In the early twentieth century, Nundah became a major suburban centre, due to its location on Sandgate Road, one of Brisbane's busiest arterial roads, and the adjacent Nundah railway station. Nundah's commercial precinct suffered a precipitous decline from the 1970s with the construction of the nearby Westfield Shoppingtown (Later Centro) Toombul shopping centre. Increasing motor traffic along Sandgate Road also reduced Nundah's appeal as a shopping precinct. However, in recent times a road tunnel has been constructed under nearby Bage Street, diverting through traffic away from the suburban centre. A Brisbane City Council suburban renewal programme has seen new art installations, cafés and bookshops open in Nundah, creating a village-like atmosphere along the now-quiet Sandgate Road.

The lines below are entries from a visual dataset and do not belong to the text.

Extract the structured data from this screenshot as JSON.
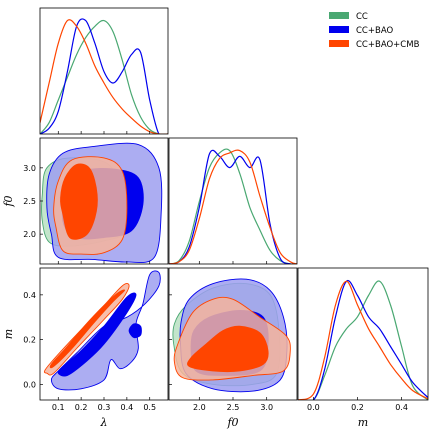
{
  "legend": {
    "items": [
      {
        "name": "CC",
        "color": "#4aa872"
      },
      {
        "name": "CC+BAO",
        "color": "#0000ee"
      },
      {
        "name": "CC+BAO+CMB",
        "color": "#ff4500"
      }
    ]
  },
  "axis_labels": {
    "lambda": "λ",
    "f0": "f0",
    "m": "m"
  },
  "chart_data": {
    "type": "corner",
    "parameters": [
      "λ",
      "f0",
      "m"
    ],
    "x_ticks": {
      "lambda": [
        "0.1",
        "0.2",
        "0.3",
        "0.4",
        "0.5"
      ],
      "f0": [
        "2.0",
        "2.5",
        "3.0"
      ],
      "m": [
        "0.0",
        "0.2",
        "0.4"
      ]
    },
    "y_ticks": {
      "f0": [
        "2.0",
        "2.5",
        "3.0"
      ],
      "m": [
        "0.0",
        "0.2",
        "0.4"
      ]
    },
    "ranges": {
      "lambda": [
        0.02,
        0.58
      ],
      "f0": [
        1.55,
        3.45
      ],
      "m": [
        -0.07,
        0.52
      ]
    },
    "marginals": {
      "lambda": {
        "x": [
          0.02,
          0.06,
          0.1,
          0.14,
          0.18,
          0.22,
          0.26,
          0.3,
          0.34,
          0.38,
          0.42,
          0.46,
          0.5,
          0.54,
          0.58
        ],
        "series": [
          {
            "name": "CC",
            "values": [
              0.0,
              0.1,
              0.3,
              0.5,
              0.7,
              0.85,
              0.95,
              1.0,
              0.9,
              0.65,
              0.35,
              0.15,
              0.04,
              0.0,
              0.0
            ]
          },
          {
            "name": "CC+BAO",
            "values": [
              0.0,
              0.05,
              0.2,
              0.55,
              0.95,
              1.0,
              0.8,
              0.55,
              0.45,
              0.55,
              0.7,
              0.72,
              0.3,
              0.0,
              0.0
            ]
          },
          {
            "name": "CC+BAO+CMB",
            "values": [
              0.1,
              0.45,
              0.8,
              1.0,
              0.95,
              0.8,
              0.6,
              0.45,
              0.32,
              0.22,
              0.14,
              0.07,
              0.02,
              0.0,
              0.0
            ]
          }
        ]
      },
      "f0": {
        "x": [
          1.55,
          1.7,
          1.85,
          2.0,
          2.15,
          2.3,
          2.45,
          2.6,
          2.75,
          2.9,
          3.05,
          3.2,
          3.35,
          3.45
        ],
        "series": [
          {
            "name": "CC",
            "values": [
              0.0,
              0.03,
              0.2,
              0.55,
              0.85,
              0.98,
              1.0,
              0.8,
              0.5,
              0.3,
              0.12,
              0.03,
              0.0,
              0.0
            ]
          },
          {
            "name": "CC+BAO",
            "values": [
              0.0,
              0.02,
              0.15,
              0.5,
              0.97,
              0.95,
              0.85,
              0.95,
              0.85,
              0.92,
              0.35,
              0.05,
              0.0,
              0.0
            ]
          },
          {
            "name": "CC+BAO+CMB",
            "values": [
              0.0,
              0.02,
              0.12,
              0.4,
              0.75,
              0.93,
              0.98,
              1.0,
              0.9,
              0.6,
              0.32,
              0.1,
              0.02,
              0.0
            ]
          }
        ]
      },
      "m": {
        "x": [
          -0.07,
          0.0,
          0.05,
          0.1,
          0.15,
          0.2,
          0.25,
          0.3,
          0.35,
          0.4,
          0.45,
          0.52
        ],
        "series": [
          {
            "name": "CC",
            "values": [
              0.0,
              0.0,
              0.2,
              0.45,
              0.6,
              0.7,
              0.88,
              1.0,
              0.8,
              0.45,
              0.12,
              0.0
            ]
          },
          {
            "name": "CC+BAO",
            "values": [
              0.0,
              0.0,
              0.25,
              0.7,
              1.0,
              0.88,
              0.7,
              0.6,
              0.45,
              0.3,
              0.15,
              0.02
            ]
          },
          {
            "name": "CC+BAO+CMB",
            "values": [
              0.0,
              0.05,
              0.35,
              0.8,
              1.0,
              0.8,
              0.6,
              0.45,
              0.3,
              0.18,
              0.08,
              0.01
            ]
          }
        ]
      }
    },
    "joint": {
      "lambda_f0": {
        "contours": [
          {
            "series": "CC",
            "level": "95%",
            "points": [
              [
                0.03,
                2.2
              ],
              [
                0.06,
                1.88
              ],
              [
                0.15,
                1.82
              ],
              [
                0.3,
                1.9
              ],
              [
                0.4,
                2.05
              ],
              [
                0.38,
                2.55
              ],
              [
                0.32,
                3.05
              ],
              [
                0.15,
                3.15
              ],
              [
                0.05,
                3.0
              ],
              [
                0.03,
                2.6
              ]
            ]
          },
          {
            "series": "CC+BAO",
            "level": "95%",
            "points": [
              [
                0.07,
                2.0
              ],
              [
                0.1,
                1.65
              ],
              [
                0.25,
                1.62
              ],
              [
                0.4,
                1.58
              ],
              [
                0.52,
                1.65
              ],
              [
                0.55,
                2.3
              ],
              [
                0.54,
                3.0
              ],
              [
                0.45,
                3.35
              ],
              [
                0.25,
                3.32
              ],
              [
                0.12,
                3.22
              ],
              [
                0.06,
                2.9
              ],
              [
                0.05,
                2.4
              ]
            ]
          },
          {
            "series": "CC+BAO",
            "level": "68%",
            "points": [
              [
                0.12,
                2.2
              ],
              [
                0.18,
                1.95
              ],
              [
                0.3,
                1.95
              ],
              [
                0.42,
                2.05
              ],
              [
                0.47,
                2.45
              ],
              [
                0.45,
                2.85
              ],
              [
                0.35,
                2.98
              ],
              [
                0.22,
                2.96
              ],
              [
                0.14,
                2.75
              ]
            ]
          },
          {
            "series": "CC+BAO+CMB",
            "level": "95%",
            "points": [
              [
                0.09,
                2.1
              ],
              [
                0.12,
                1.75
              ],
              [
                0.2,
                1.7
              ],
              [
                0.3,
                1.72
              ],
              [
                0.38,
                1.92
              ],
              [
                0.4,
                2.4
              ],
              [
                0.38,
                2.95
              ],
              [
                0.3,
                3.15
              ],
              [
                0.16,
                3.12
              ],
              [
                0.1,
                2.8
              ],
              [
                0.08,
                2.4
              ]
            ]
          },
          {
            "series": "CC+BAO+CMB",
            "level": "68%",
            "points": [
              [
                0.12,
                2.3
              ],
              [
                0.15,
                1.95
              ],
              [
                0.22,
                1.98
              ],
              [
                0.26,
                2.25
              ],
              [
                0.27,
                2.6
              ],
              [
                0.24,
                2.98
              ],
              [
                0.18,
                3.05
              ],
              [
                0.13,
                2.85
              ],
              [
                0.11,
                2.55
              ]
            ]
          }
        ]
      },
      "lambda_m": {
        "contours": [
          {
            "series": "CC+BAO",
            "level": "95%",
            "points": [
              [
                0.07,
                0.02
              ],
              [
                0.1,
                -0.02
              ],
              [
                0.2,
                -0.02
              ],
              [
                0.3,
                0.02
              ],
              [
                0.33,
                0.11
              ],
              [
                0.37,
                0.07
              ],
              [
                0.42,
                0.1
              ],
              [
                0.45,
                0.16
              ],
              [
                0.44,
                0.27
              ],
              [
                0.47,
                0.36
              ],
              [
                0.5,
                0.49
              ],
              [
                0.54,
                0.5
              ],
              [
                0.54,
                0.44
              ],
              [
                0.48,
                0.36
              ],
              [
                0.4,
                0.3
              ],
              [
                0.3,
                0.26
              ],
              [
                0.18,
                0.14
              ],
              [
                0.1,
                0.06
              ]
            ]
          },
          {
            "series": "CC+BAO",
            "level": "68%",
            "points": [
              [
                0.1,
                0.05
              ],
              [
                0.14,
                0.04
              ],
              [
                0.22,
                0.1
              ],
              [
                0.3,
                0.18
              ],
              [
                0.4,
                0.32
              ],
              [
                0.44,
                0.4
              ],
              [
                0.4,
                0.39
              ],
              [
                0.3,
                0.26
              ],
              [
                0.2,
                0.15
              ],
              [
                0.12,
                0.08
              ]
            ]
          },
          {
            "series": "CC+BAO",
            "level": "68%",
            "points": [
              [
                0.41,
                0.24
              ],
              [
                0.43,
                0.21
              ],
              [
                0.46,
                0.22
              ],
              [
                0.46,
                0.26
              ],
              [
                0.43,
                0.27
              ]
            ]
          },
          {
            "series": "CC+BAO+CMB",
            "level": "95%",
            "points": [
              [
                0.05,
                0.05
              ],
              [
                0.08,
                0.05
              ],
              [
                0.18,
                0.16
              ],
              [
                0.3,
                0.29
              ],
              [
                0.38,
                0.38
              ],
              [
                0.41,
                0.44
              ],
              [
                0.38,
                0.44
              ],
              [
                0.28,
                0.33
              ],
              [
                0.15,
                0.19
              ],
              [
                0.07,
                0.1
              ],
              [
                0.04,
                0.06
              ]
            ]
          },
          {
            "series": "CC+BAO+CMB",
            "level": "68%",
            "points": [
              [
                0.08,
                0.08
              ],
              [
                0.16,
                0.16
              ],
              [
                0.26,
                0.28
              ],
              [
                0.34,
                0.37
              ],
              [
                0.39,
                0.42
              ],
              [
                0.35,
                0.4
              ],
              [
                0.24,
                0.29
              ],
              [
                0.14,
                0.17
              ],
              [
                0.07,
                0.09
              ]
            ]
          }
        ]
      },
      "f0_m": {
        "contours": [
          {
            "series": "CC",
            "level": "95%",
            "points": [
              [
                1.62,
                0.18
              ],
              [
                1.75,
                0.05
              ],
              [
                2.2,
                0.0
              ],
              [
                2.8,
                0.0
              ],
              [
                3.15,
                0.05
              ],
              [
                3.18,
                0.25
              ],
              [
                3.05,
                0.4
              ],
              [
                2.7,
                0.45
              ],
              [
                2.2,
                0.43
              ],
              [
                1.8,
                0.35
              ],
              [
                1.63,
                0.27
              ]
            ]
          },
          {
            "series": "CC+BAO",
            "level": "95%",
            "points": [
              [
                1.72,
                0.18
              ],
              [
                1.8,
                0.05
              ],
              [
                2.2,
                -0.02
              ],
              [
                2.8,
                -0.03
              ],
              [
                3.2,
                0.02
              ],
              [
                3.3,
                0.15
              ],
              [
                3.25,
                0.3
              ],
              [
                3.05,
                0.42
              ],
              [
                2.7,
                0.47
              ],
              [
                2.2,
                0.45
              ],
              [
                1.85,
                0.38
              ],
              [
                1.73,
                0.28
              ]
            ]
          },
          {
            "series": "CC+BAO",
            "level": "68%",
            "points": [
              [
                1.88,
                0.15
              ],
              [
                1.95,
                0.06
              ],
              [
                2.3,
                0.04
              ],
              [
                2.9,
                0.06
              ],
              [
                3.02,
                0.18
              ],
              [
                2.95,
                0.3
              ],
              [
                2.6,
                0.33
              ],
              [
                2.15,
                0.3
              ],
              [
                1.92,
                0.24
              ]
            ]
          },
          {
            "series": "CC+BAO+CMB",
            "level": "95%",
            "points": [
              [
                1.63,
                0.1
              ],
              [
                1.75,
                0.03
              ],
              [
                2.2,
                0.02
              ],
              [
                2.8,
                0.04
              ],
              [
                3.25,
                0.06
              ],
              [
                3.35,
                0.15
              ],
              [
                3.28,
                0.22
              ],
              [
                2.9,
                0.3
              ],
              [
                2.5,
                0.38
              ],
              [
                2.2,
                0.38
              ],
              [
                1.9,
                0.32
              ],
              [
                1.68,
                0.18
              ]
            ]
          },
          {
            "series": "CC+BAO+CMB",
            "level": "68%",
            "points": [
              [
                1.85,
                0.08
              ],
              [
                2.2,
                0.06
              ],
              [
                2.6,
                0.06
              ],
              [
                2.95,
                0.09
              ],
              [
                3.02,
                0.15
              ],
              [
                2.9,
                0.23
              ],
              [
                2.6,
                0.26
              ],
              [
                2.35,
                0.24
              ],
              [
                2.1,
                0.18
              ],
              [
                1.88,
                0.12
              ]
            ]
          }
        ]
      }
    },
    "colors": {
      "CC": {
        "fill95": "#b8e0c2",
        "fill68": "#4aa872",
        "line": "#4aa872"
      },
      "CC+BAO": {
        "fill95": "#9d9ff0",
        "fill68": "#0000ee",
        "line": "#0000ee"
      },
      "CC+BAO+CMB": {
        "fill95": "#f6b49c",
        "fill68": "#ff4500",
        "line": "#ff4500"
      }
    }
  }
}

In recent years the suburb has become popular among white collar workers seeking relatively inexpensive housing and apartments only a moderate distance from the Brisbane CBD. Since then, along with the rest of the city, housing prices in the area have skyrocketed, pricing most of the traditional working class out of the suburb.
As of 2006, a brand new complex featuring a Woolworths supermarket is being constructed, which when finished, promises to be the first stage of a revitalisation of the suburb.